On the facts, the Court concluded that, in failling to seek permission for an additional expert at the CCMC, the Respondent had breached the CCMC order which required – among other things – that applications for oral expert evidence be made in the pre-trial checklists. However, the rule in CPR 35.4 was held not be a sanction for that breach. The fact that the claimant needs permission under CPR 35.4 to call an expert is not a consequence imposed for a breach, but a requirement imposed by the rules to control expert evidence.

The Court closed its reasoning on this point by noting that, while rules, PDs and orders may not provide for a sanction for non-compliance, non-compliance may lead to negative consequences (such as late evidence not being admitted). Nevertheless, such negative consequences are not sanctions and relief from them is not available upon the application of CPR 3.9.

Application of the Overriding Objective

The Appellant’s second ground of appeal was that, even if CPR 3.9 does not apply so that the case is to be approached as one under the overriding objective, it was wrong to allow expert evidence in the circumstances of the case.

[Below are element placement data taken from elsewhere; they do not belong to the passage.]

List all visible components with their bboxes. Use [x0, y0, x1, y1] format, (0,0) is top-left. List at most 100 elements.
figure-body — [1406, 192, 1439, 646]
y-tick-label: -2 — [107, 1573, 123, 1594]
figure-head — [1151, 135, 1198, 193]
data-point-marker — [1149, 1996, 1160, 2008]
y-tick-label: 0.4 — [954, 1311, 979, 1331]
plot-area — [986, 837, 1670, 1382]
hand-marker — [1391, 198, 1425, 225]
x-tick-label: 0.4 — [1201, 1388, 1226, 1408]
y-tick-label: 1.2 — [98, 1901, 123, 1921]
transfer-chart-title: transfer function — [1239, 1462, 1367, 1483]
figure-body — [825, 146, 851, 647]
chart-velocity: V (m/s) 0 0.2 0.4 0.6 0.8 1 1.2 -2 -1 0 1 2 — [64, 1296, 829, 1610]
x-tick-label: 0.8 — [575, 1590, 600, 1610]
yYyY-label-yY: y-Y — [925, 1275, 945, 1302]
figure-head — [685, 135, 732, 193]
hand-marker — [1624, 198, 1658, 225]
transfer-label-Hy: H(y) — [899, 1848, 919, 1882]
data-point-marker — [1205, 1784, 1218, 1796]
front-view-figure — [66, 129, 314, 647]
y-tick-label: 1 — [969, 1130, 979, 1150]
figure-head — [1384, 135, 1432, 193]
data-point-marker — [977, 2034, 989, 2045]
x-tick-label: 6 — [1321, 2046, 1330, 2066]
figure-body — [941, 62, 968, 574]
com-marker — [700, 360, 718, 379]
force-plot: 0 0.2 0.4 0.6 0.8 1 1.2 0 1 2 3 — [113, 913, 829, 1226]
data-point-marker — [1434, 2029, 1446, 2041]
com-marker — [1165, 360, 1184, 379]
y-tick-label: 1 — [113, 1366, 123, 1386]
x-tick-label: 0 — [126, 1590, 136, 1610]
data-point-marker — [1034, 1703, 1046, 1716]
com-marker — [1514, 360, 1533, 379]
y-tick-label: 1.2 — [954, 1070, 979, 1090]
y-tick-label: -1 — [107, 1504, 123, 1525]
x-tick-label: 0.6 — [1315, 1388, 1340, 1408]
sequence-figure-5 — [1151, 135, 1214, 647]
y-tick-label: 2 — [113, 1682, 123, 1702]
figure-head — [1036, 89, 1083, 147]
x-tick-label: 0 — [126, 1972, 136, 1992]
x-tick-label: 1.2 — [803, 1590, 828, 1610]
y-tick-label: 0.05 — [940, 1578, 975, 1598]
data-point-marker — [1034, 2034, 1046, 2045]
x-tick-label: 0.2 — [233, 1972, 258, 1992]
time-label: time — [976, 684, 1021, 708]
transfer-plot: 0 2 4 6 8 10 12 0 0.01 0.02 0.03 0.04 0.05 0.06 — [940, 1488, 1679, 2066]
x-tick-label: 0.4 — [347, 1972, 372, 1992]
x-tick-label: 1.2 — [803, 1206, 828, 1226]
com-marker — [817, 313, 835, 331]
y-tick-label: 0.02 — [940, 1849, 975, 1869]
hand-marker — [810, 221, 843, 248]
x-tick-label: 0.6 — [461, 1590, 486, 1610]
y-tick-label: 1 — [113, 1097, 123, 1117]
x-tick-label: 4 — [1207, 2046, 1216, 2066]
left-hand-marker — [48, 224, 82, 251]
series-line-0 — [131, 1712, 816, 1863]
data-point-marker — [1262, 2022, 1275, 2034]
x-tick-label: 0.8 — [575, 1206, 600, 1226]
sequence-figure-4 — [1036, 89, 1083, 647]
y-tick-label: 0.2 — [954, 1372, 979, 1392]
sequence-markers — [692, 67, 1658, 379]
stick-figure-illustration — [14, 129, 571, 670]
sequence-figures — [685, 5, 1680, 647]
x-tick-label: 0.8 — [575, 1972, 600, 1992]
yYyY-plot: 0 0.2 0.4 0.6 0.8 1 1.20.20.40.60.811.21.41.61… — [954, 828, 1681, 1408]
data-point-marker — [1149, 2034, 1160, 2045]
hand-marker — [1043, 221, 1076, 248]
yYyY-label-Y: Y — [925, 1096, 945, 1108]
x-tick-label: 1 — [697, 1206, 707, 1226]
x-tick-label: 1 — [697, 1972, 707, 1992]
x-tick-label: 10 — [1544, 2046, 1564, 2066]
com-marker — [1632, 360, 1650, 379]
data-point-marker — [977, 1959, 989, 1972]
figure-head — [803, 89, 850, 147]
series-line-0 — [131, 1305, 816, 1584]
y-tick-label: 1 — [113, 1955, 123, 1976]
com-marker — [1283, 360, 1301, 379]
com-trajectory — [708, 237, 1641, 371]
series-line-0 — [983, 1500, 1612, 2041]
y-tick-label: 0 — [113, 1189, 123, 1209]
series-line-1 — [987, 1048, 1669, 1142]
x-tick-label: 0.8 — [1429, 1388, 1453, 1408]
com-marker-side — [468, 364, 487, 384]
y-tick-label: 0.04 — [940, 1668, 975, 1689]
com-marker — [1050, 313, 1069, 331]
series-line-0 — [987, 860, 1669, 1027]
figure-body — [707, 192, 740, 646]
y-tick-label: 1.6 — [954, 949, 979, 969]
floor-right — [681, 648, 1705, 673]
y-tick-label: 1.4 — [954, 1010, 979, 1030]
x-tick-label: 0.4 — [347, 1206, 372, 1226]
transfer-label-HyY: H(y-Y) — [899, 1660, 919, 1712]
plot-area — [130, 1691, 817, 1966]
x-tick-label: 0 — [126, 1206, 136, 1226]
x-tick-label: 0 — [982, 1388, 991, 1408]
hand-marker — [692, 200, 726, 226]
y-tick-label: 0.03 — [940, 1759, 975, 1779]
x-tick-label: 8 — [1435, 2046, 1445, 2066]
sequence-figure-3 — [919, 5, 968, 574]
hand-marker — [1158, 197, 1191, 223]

Birss LJ accepted that the Respondent breached the order and that the delay by the Respondent in bringing the application was “very serious” (at [19]). However, on balance, Birss LJ dismissed the second ground of appeal. Recognising that the case was “very near the line” (at [49]), the Court nevertheless held that it was not outside the wide case management discretion of the judge at first instance, who had understood all the crucial points, including the lateness of the application. The critical factor was that at the time the judge’s decision was being made there was no trial listed. Accordingly, allowing the application would not cause a trial date to be vacated or disrupt any extant lists and the pain management expert report would assist the Court. Conversely, had the application jeopardised an existing trial date then a judge may well not have allowed the expert evidence into the case.


It is not a given that every rule, PD or order, even if outlining mandatory terms, has a sanction built into the rules which is triggered when that provision is breached. Indeed, Birss LJ clarified (at [34]) that “just because a rule, PD or order provides that a party needs permission to take a step, does not mean that the need for permission has been imposed as a sanction for breach of something.” On the facts of the case, a late application to rely on expert evidence was found not to be an application for relief from sanctions.

More generally, the case demonstrates that the jurisprudential shift towards greater compliance with rules, orders and PDs applies not only to the relief from sanctions regime but also to applications generally, which this case has confirmed should be determined in accordance with the overriding objective.

The judgment provides helpful guidance on the approach to assessing whether an application falls under CPR 3.9 and the scope of the relief from the sanctions regime. The judgment serves as a warning to lawyers to analyse the rules, PDs and orders very carefully before instigating any application with its roots in CPR 3.9.